The expert panel also made the following observations and recommendations:
- CYCLOSET has a novel mechanism of action that appears to involve enhancement of morning central nervous system dopaminergic activity, which is reduced in obese individuals with type 2 diabetes. This improvement can potentially lead to improved insulin sensitivity and reduced hepatic glucose output.
Adjunctive administration of CYCLOSET in the dosing range of 1.6
mg/day to 4.8 mg/day may result in a mean reduction in A1c levels of
0.69% (95% Confidence Interval: 0.97%, 0.41%).
- A 24-week completer analysis performed among efficacy subgroups of patients from the CYCLOSET safety study stratified based on the patient’s baseline A1c levels (≥7.5 to <8.0 versus 8.0 to 8.5 versus ≥8.5).(Vinik et al, Endo. Practice Vol18, p 931-943, 2012) yielded the following results: in the subgroup treated with metformin (with or without another oral hypoglycemic agent), treatment with bromocriptine-QR was associated with a significantly higher proportion of subjects achieving a Week 24 A1c level ≤7 compared with placebo when baseline A1c levels were ≥7.5 to <8.0 or 8.0 to 8.5 (47% versus 4% and 42% versus 6%, respectively). In the subgroup treated with metformin and a sulfonylurea agent, treatment with bromocriptine-QR was also associated with a significantly higher proportion of patients achieving a Week 24 A1c level ≤7 compared with placebo when baseline A1c levels were ≥7.5 to <8.0 or 8.0 to 8.5 (57% versus 5% and 46% versus 8%, respectively).
- Improvement in glycemic control during adjunctive treatment with CYCLOSET is achieved with minimal intrinsic risk of hypoglycemia and without clinically significant adverse effects on weight, triglycerides, free fatty acids or blood pressure.
- The large (n=3,070) placebo-controlled 12-month safety study provides the most detailed and systematic information on the long-term tolerability of CYCLOSET in the treatment of type 2 diabetes.

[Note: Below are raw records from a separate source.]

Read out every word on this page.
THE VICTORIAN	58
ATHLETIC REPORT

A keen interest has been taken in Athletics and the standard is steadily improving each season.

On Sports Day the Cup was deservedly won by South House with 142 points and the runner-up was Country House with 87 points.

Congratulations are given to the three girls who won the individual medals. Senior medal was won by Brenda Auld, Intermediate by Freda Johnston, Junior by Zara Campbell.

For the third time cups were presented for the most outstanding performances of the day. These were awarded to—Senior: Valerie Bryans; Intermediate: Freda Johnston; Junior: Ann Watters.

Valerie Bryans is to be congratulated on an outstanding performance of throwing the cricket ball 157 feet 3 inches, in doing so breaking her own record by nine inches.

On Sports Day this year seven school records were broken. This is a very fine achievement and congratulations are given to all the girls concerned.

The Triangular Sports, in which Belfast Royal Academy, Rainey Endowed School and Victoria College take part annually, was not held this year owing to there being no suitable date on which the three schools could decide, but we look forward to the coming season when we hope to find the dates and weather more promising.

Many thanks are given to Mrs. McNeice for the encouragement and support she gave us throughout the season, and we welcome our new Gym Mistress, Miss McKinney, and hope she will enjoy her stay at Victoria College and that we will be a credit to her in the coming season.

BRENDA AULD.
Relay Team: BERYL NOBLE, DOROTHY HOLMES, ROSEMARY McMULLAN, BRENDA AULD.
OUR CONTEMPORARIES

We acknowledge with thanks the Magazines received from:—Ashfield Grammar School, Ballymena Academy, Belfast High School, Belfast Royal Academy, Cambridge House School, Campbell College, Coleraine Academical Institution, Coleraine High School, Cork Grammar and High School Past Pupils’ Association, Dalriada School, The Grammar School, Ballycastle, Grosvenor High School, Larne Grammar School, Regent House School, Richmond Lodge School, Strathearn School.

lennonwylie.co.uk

Nausea was the most common adverse event (32.2%), and was associated with premature study discontinuation in 7.6% of patients. Other adverse events occurring with an incidence of at least 10% were dizziness (14.8%), fatigue (13.9%), and headache (11.4%). The incidence of nausea was similar in short-term placebo-controlled trials when CYCLOSET was used as a monotherapy (32.5%) or when it was used as an adjunctive therapy with sulfonylurea (25.4%).
- The major limitation to the use of CYCLOSET is the relatively small clinical trials database. As a result, there is currently insufficient information on the safety and efficacy of adjunctive therapy with CYCLOSET in type 2 diabetes patients being treated with other diabetes regimens such as thiazolidinediones or insulin.

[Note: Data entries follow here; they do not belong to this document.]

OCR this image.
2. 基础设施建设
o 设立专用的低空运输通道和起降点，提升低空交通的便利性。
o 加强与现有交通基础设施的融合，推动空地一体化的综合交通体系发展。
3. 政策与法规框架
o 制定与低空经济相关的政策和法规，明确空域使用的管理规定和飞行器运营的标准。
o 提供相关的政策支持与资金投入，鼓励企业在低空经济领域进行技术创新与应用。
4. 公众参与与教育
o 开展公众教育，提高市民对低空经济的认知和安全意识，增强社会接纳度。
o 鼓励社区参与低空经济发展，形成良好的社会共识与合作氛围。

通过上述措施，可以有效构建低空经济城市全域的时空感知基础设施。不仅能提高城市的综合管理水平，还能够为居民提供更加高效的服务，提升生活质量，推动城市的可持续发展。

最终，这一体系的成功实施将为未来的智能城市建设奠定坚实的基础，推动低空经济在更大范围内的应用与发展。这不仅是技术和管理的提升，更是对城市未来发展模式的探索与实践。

- CYCLOSET’s novel mechanism of action and favorable cardiovascular risk profile may make it a useful addition to the spectrum of agents available to treat type 2 diabetes.
The members of the expert panel were:
- Alan J. Garber, MD, PhD, Departments of Medicine, Biochemistry and Cell Biology, Baylor College of Medicine, Houston, Texas;
- Lawrence Blonde, MD, FACP, FACE, Ochsner Diabetes Clinical Research Unit, Department of Endocrinology, Diabetes and Metabolism, Ochsner Medical Center, New Orleans, Louisiana;
- Zachary T. Bloomgarden, MD, Department of Medicine, Mount Sinai School of Medicine, New York City, New York;
- Yehuda Handelsman, MD, FACP, FACE, Metabolic Institute of America, Tarzana, California; and
- Samuel Dagogo-Jack, MD, Division of Endocrinology, Diabetes and Metabolism and Clinical Research Center, University of Tennessee Health Science Center, Memphis, Tennessee.
Financial support for the AACE expert panel workshop was provided by Santarus through an independent grant. Santarus did not participate in or have any influence on the AACE panel workshop, recommendations or publication.